Sonra hep birlikte tekrardan sarılıp uykunun kollarına kendilerini bıraktılar. Bu huzurları mutlulukları uzun sürmeyecekti. Babaları Macit'in zaafı onların kaderini belirleyecek idi.
Miroğlu konağında yine sabahın ilk ışıklarında bir koşturmaca başlamıştı. Sultan hanım ve kızlar her zamankine göre bugün daha erken kalkmışlar hazırlıklara başlamışlardı.
Leyla huzuru bulduğu kollaradan sessizce kalktı. Misafirleri vardı ve evin gelini olarak hizmette kusur etmemesi gerektiğini biliyordu. Banyoya gidip kısa bir duş aldı .Bornozuna sarınıp banyodan cıktı hızlıca giyinme odasına gecti. Önce çekmeceden aldığı iç çamaşırlarını giydi ardındanda dolabın kendine ait bölümünden siyah kot pantolon , beyaz boğazlı bir kazak çıkarıp hızlıca giyindi üzerine de siyah günlük asimetrik kesim bir hırka giydi. Saçlarını önce fön makinesi ile kurutup önden iki tutamını alıp arkadan toka ile tutturdu. Yavuz fön makinesinin sesine uyanmıştı lakin yatakdan kalkmak hiç istemiyordu. Leyla'nın odaya doğru geldiğini anlayınca hemen gözlerini kapattı. Leyla odaya gelip Yavuz'a bir bakış attı hala uyuyordu dün gece aklına gelince yüzünde tebessüm belirdi yanakları al al oldu. Utanmıştı yine eli ile yüzüne yelpaze yapıp biraz rahatladı. Sonra yüzüne önce bakım kremlerini sürüp hafif toprak rengi bir makyaj yaptı. Gözleri aynadaki kendisi ile ve Yavuz arasında gidip geliyordu işi bitince parfümünü sıktı artık hazırdı. Oturduğu puf dan kalkıp yatağa doğru geldi yüreğıne zarar olan adam hala mışıl mışıl masum bir şekilde uyuyordu. Dayanamadı içindeki arzuya yenik düştü fırsatdan istifade edip önce aşık olduğu saçlarına ve kirpiklerine dokundu. Yavuz sessizce bekliyordu. Leyla'nın her dokunuşu ile yüreği bayramlığını giyen çocuklar gibi şen olup aşk ile doluyordu.
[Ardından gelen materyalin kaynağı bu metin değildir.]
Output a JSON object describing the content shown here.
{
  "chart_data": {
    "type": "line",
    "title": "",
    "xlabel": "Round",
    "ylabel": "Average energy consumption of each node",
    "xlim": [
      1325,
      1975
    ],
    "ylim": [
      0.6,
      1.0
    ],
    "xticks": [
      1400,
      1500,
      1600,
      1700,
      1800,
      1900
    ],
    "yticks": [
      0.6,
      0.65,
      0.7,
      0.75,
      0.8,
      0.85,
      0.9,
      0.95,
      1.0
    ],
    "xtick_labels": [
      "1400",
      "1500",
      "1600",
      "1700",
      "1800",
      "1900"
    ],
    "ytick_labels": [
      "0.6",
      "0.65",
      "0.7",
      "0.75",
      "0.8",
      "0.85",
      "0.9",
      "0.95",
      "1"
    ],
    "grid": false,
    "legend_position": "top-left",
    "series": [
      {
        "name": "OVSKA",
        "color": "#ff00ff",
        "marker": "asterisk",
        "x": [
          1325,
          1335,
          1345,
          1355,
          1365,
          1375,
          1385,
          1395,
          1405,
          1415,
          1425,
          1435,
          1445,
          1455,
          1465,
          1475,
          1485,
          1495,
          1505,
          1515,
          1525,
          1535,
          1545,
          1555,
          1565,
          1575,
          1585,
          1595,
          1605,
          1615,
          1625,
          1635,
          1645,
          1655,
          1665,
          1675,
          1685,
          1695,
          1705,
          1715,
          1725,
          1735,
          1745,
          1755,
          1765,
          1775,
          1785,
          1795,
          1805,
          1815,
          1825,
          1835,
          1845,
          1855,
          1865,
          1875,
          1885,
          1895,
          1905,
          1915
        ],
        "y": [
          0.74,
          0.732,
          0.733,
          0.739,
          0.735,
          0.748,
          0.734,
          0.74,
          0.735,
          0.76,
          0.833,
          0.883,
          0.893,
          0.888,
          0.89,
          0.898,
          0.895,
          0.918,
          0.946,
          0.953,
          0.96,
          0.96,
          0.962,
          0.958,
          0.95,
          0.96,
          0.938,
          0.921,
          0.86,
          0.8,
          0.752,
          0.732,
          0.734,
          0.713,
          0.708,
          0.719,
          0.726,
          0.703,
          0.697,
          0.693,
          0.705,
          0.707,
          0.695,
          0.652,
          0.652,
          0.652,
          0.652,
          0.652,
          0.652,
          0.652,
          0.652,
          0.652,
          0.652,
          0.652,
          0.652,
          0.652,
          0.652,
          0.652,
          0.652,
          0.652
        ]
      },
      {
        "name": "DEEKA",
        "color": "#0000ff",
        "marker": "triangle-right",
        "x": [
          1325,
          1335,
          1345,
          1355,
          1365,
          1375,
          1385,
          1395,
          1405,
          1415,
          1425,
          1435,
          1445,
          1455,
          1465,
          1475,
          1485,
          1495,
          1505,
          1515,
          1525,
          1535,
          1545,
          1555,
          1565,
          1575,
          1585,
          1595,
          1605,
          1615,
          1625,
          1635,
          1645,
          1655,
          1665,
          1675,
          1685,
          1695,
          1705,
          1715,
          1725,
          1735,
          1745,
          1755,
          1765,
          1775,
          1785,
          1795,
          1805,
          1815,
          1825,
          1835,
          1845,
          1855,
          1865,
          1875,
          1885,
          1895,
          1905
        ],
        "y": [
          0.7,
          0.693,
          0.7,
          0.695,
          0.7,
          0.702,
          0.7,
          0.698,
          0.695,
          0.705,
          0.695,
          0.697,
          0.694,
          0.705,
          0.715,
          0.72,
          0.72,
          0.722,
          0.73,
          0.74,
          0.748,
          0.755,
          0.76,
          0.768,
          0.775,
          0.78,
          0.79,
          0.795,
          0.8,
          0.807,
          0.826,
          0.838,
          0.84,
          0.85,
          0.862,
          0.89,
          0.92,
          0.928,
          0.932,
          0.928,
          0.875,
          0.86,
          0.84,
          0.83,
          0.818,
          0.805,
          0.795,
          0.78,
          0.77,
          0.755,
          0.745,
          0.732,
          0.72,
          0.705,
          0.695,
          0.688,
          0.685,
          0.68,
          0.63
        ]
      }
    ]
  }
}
Leyla daha sonra yüzünü ,sakallarını sevdi dayanamayıp yanağına sevgi dolu bir buse kondurdu. Sonra kirpiklerine tüy kadar hafif birer öpücük kondurdu. En son yatakdan doğrulup eğildi ve kendinde zar zor bulduğu cesaret ile dudaklarını Yavuz'un kalın ve şekilli dudaklarına bastırdı. Son hamlesine dayanamayan Yavuz Leyla'yı belinden tuttuğu gibi üzerine çekti. Leyla bu hareket ile tiz bir çığlık attı. Allahtan bulundukları katda kimse yoktu yoksa rezil olmuşlardı.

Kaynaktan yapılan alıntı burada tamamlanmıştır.